Dat betekent echter geenszins dat deze bundel gezien moet worden als marginaal. In de Oud Noorse tekst herkennen we namelijk oude Latijnse teksten uit Noord-Afrika en centraal Europa van onder meer Fulgentius van Ruspe (ca 465-527 of 533), van Caesarius van Arles (ca 470-542) en van Gregorius de Grote (ca 540-604). Dat betekent dat we preken kunnen lezen uit de tijd dat bijvoorbeeld de kathedraal van Chartres is gebouwd. Die kathedraal is gedeeltelijk gebouwd in 1145 en na een brand in 1194 in 26 jaar voltooid. Tel 1194 en 26 bij elkaar op en je zit in het jaar 1220. Deze, of een vergelijkbare preek had dan ook evenzogoed in de kathedraal van Chartres gehouden kunnen zijn.
Dan is het ook sterk dat je meteen daarna op tweede kerstdag gedwongen wordt om je af te vragen wat voor aarde dat dan wel niet is
Stefanus rond 1200
De eerste alinea van de preek zou ik stijlvolle theologie willen noemen. In die alinea worden maar liefst zeven verschillen tussen het kerstkind en Stefanus genoemd – maar wel zo dat die verschillen of tegenstellingen toch als puzzelstukjes in elkaar passen. Dat laatste bleek mogelijk omdat de verbinding tussen de uitersten werd gevonden in het gegeven van de geboorte: een letterlijke geboorte in het vlees (25 december) en een geboorte (door de dood heen) voor het hemelrijk (26 december). Let daarbij op de herhaalde overgang. Zevenmaal lezen we: “gisteren…” “vandaag…”:
‘Gisteren vierden we de aardse geboorte van de hemelkoning, en vandaag vieren we het zegevierende martyrium van zijn volgeling. Gisteren bekleedde de koning zich met zijn lichaam en vernederde zich om geboren te worden uit een maagd om op aarde te komen, vandaag verliet een zegevierende volgeling zijn lichamelijke tent om op te stijgen naar de hemel. Gisteren werd Christus in doeken gewikkeld en vandaag was Stefanus gekleed in zijn onsterfelijke gewaad. Gisteren nam een krappe kribbe Christus op, een kleine jongen, en vandaag nam de hoge hemel Stefanus op, Christus’ volgeling. Gisteren werd Christus hier op aarde geboren, zodat Stefanus vandaag geboren kon worden in de hemel. In het vlees daalde Christus neer, terwijl Stefanus opsteeg – geheiligd door bloed. Gisteren zongen vreugdevolle engelen lofzangen tot Gods eer, vandaag verheugden zij zich over het opnemen van Stefanus in hun schare. Met het hoge feest dat we gisteren vierden, werden we verlost en met het hoge feest dat we vandaag vieren, ontvingen we een voorbeeld ter navolging.’

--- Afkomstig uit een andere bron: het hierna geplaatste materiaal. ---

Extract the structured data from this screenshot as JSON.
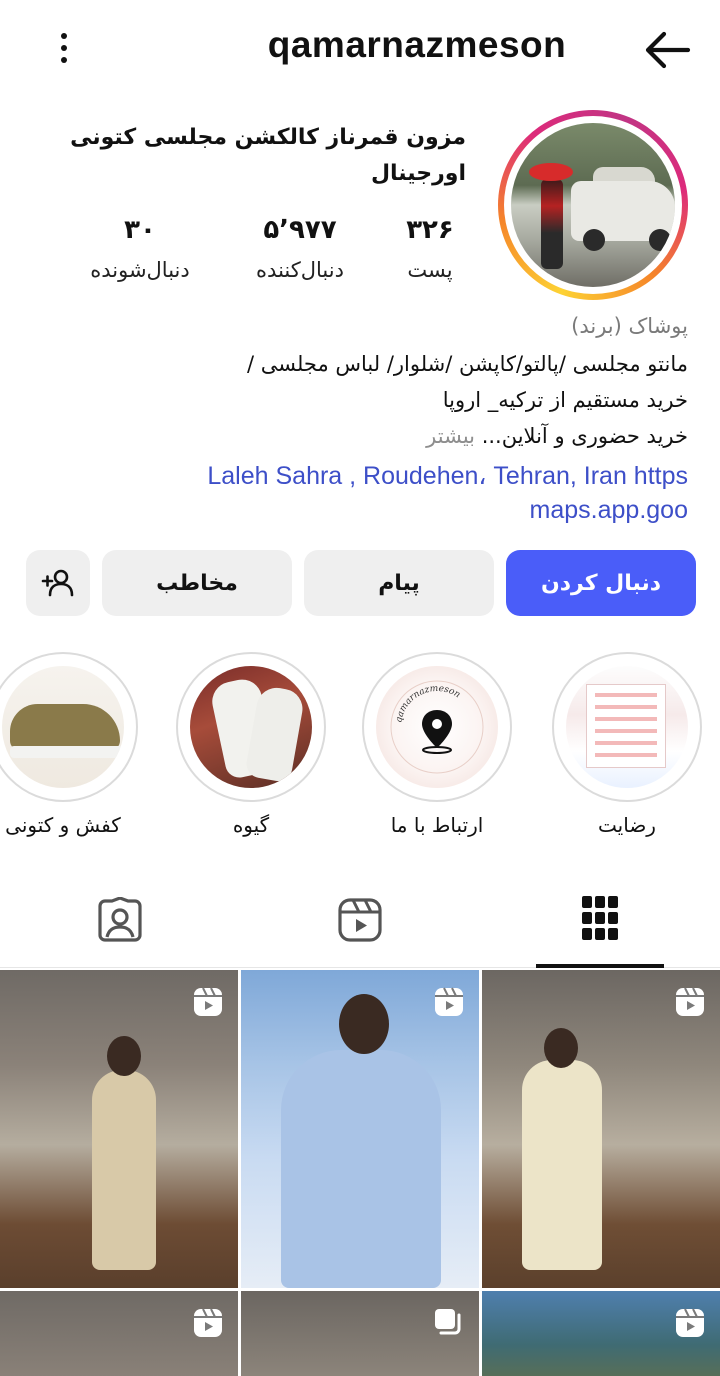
{
  "header": {
    "username": "qamarnazmeson",
    "back_icon": "arrow-left-icon",
    "menu_icon": "more-vertical-icon"
  },
  "profile": {
    "name": "مزون قمرناز کالکشن مجلسی  کتونی اورجینال",
    "stats": {
      "posts_value": "۳۲۶",
      "posts_label": "پست",
      "followers_value": "۵٬۹۷۷",
      "followers_label": "دنبال‌کننده",
      "following_value": "۳۰",
      "following_label": "دنبال‌شونده"
    },
    "category": "پوشاک (برند)",
    "bio_line_1": "مانتو مجلسی /پالتو/کاپشن /شلوار/ لباس مجلسی /",
    "bio_line_2": "خرید مستقیم از ترکیه_ اروپا",
    "bio_line_3": "خرید حضوری و آنلاین...",
    "more_label": "بیشتر",
    "link_line_1": "Laleh Sahra , Roudehen، Tehran, Iran https",
    "link_line_2": "maps.app.goo"
  },
  "buttons": {
    "follow": "دنبال کردن",
    "message": "پیام",
    "contact": "مخاطب",
    "add_user_icon": "add-user-icon"
  },
  "highlights": [
    {
      "label": "رضایت"
    },
    {
      "label": "ارتباط با ما",
      "logo_text": "qamarnazmeson"
    },
    {
      "label": "گیوه"
    },
    {
      "label": "کفش و کتونی"
    }
  ],
  "tabs": {
    "grid_icon": "grid-icon",
    "reels_icon": "reels-icon",
    "tagged_icon": "tagged-icon"
  },
  "colors": {
    "follow_button": "#4a5df9",
    "link": "#3d4fc8",
    "secondary_text": "#7a7a7a",
    "button_bg": "#efefef"
  }
}
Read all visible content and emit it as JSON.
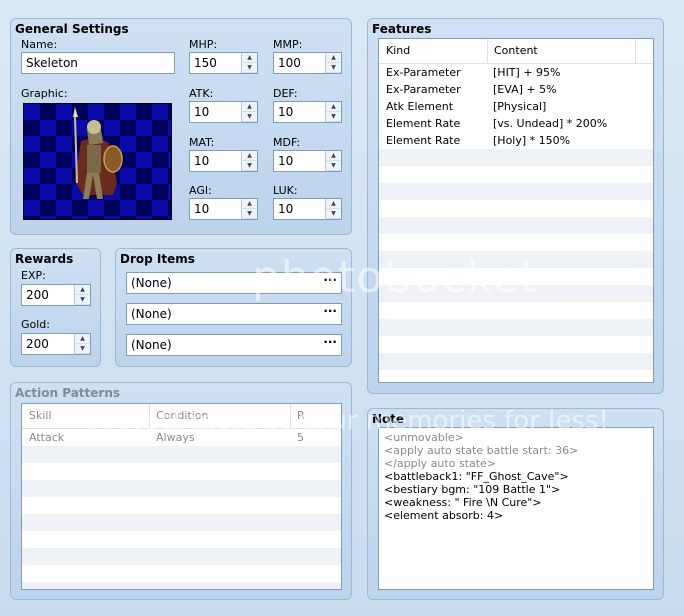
{
  "general": {
    "title": "General Settings",
    "name_label": "Name:",
    "name_value": "Skeleton",
    "graphic_label": "Graphic:",
    "stats": [
      {
        "label": "MHP:",
        "value": "150"
      },
      {
        "label": "MMP:",
        "value": "100"
      },
      {
        "label": "ATK:",
        "value": "10"
      },
      {
        "label": "DEF:",
        "value": "10"
      },
      {
        "label": "MAT:",
        "value": "10"
      },
      {
        "label": "MDF:",
        "value": "10"
      },
      {
        "label": "AGI:",
        "value": "10"
      },
      {
        "label": "LUK:",
        "value": "10"
      }
    ]
  },
  "rewards": {
    "title": "Rewards",
    "exp_label": "EXP:",
    "exp_value": "200",
    "gold_label": "Gold:",
    "gold_value": "200"
  },
  "drops": {
    "title": "Drop Items",
    "items": [
      "(None)",
      "(None)",
      "(None)"
    ],
    "button": "···"
  },
  "features": {
    "title": "Features",
    "headers": [
      "Kind",
      "Content"
    ],
    "rows": [
      {
        "kind": "Ex-Parameter",
        "content": "[HIT] + 95%"
      },
      {
        "kind": "Ex-Parameter",
        "content": "[EVA] + 5%"
      },
      {
        "kind": "Atk Element",
        "content": "[Physical]"
      },
      {
        "kind": "Element Rate",
        "content": "[vs. Undead] * 200%"
      },
      {
        "kind": "Element Rate",
        "content": "[Holy] * 150%"
      }
    ]
  },
  "actions": {
    "title": "Action Patterns",
    "headers": [
      "Skill",
      "Condition",
      "R"
    ],
    "rows": [
      {
        "skill": "Attack",
        "condition": "Always",
        "r": "5"
      }
    ]
  },
  "note": {
    "title": "Note",
    "lines": [
      {
        "text": "<unmovable>",
        "grey": true
      },
      {
        "text": "<apply auto state battle start: 36>",
        "grey": true
      },
      {
        "text": "</apply auto state>",
        "grey": true
      },
      {
        "text": "<battleback1: \"FF_Ghost_Cave\">",
        "grey": false
      },
      {
        "text": "<bestiary bgm: \"109 Battle 1\">",
        "grey": false
      },
      {
        "text": "<weakness: \" Fire \\N Cure\">",
        "grey": false
      },
      {
        "text": "<element absorb: 4>",
        "grey": false
      }
    ]
  },
  "watermark": {
    "brand": "photobucket",
    "tagline": "Protect more of your memories for less!"
  }
}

Met deze laatste zin is de toon voor de hele preek gezet. De schrijver zegt op grond van Handelingen 6:1 – 8:2 nog even wie Stefanus was, om vervolgens een aantal gegevens uit de Bijbeltekst te tillen, met het oog op, zoals gezegd, navolging:
‘Vervuld door de heilige geest wendde Stefanus zijn blik naar de hemel en zag Gods pracht, want de heilige geest die hem vervulde, liet hem geen aardse dingen zien, maar alleen de hemelse. Zo zullen wij ook bidden opdat dezelfde geest onze harten vervult, zodat wij de hemelse dingen hoger zullen liefhebben dan de aardse – en het eeuwige meer nastreven dan het tijdelijke’.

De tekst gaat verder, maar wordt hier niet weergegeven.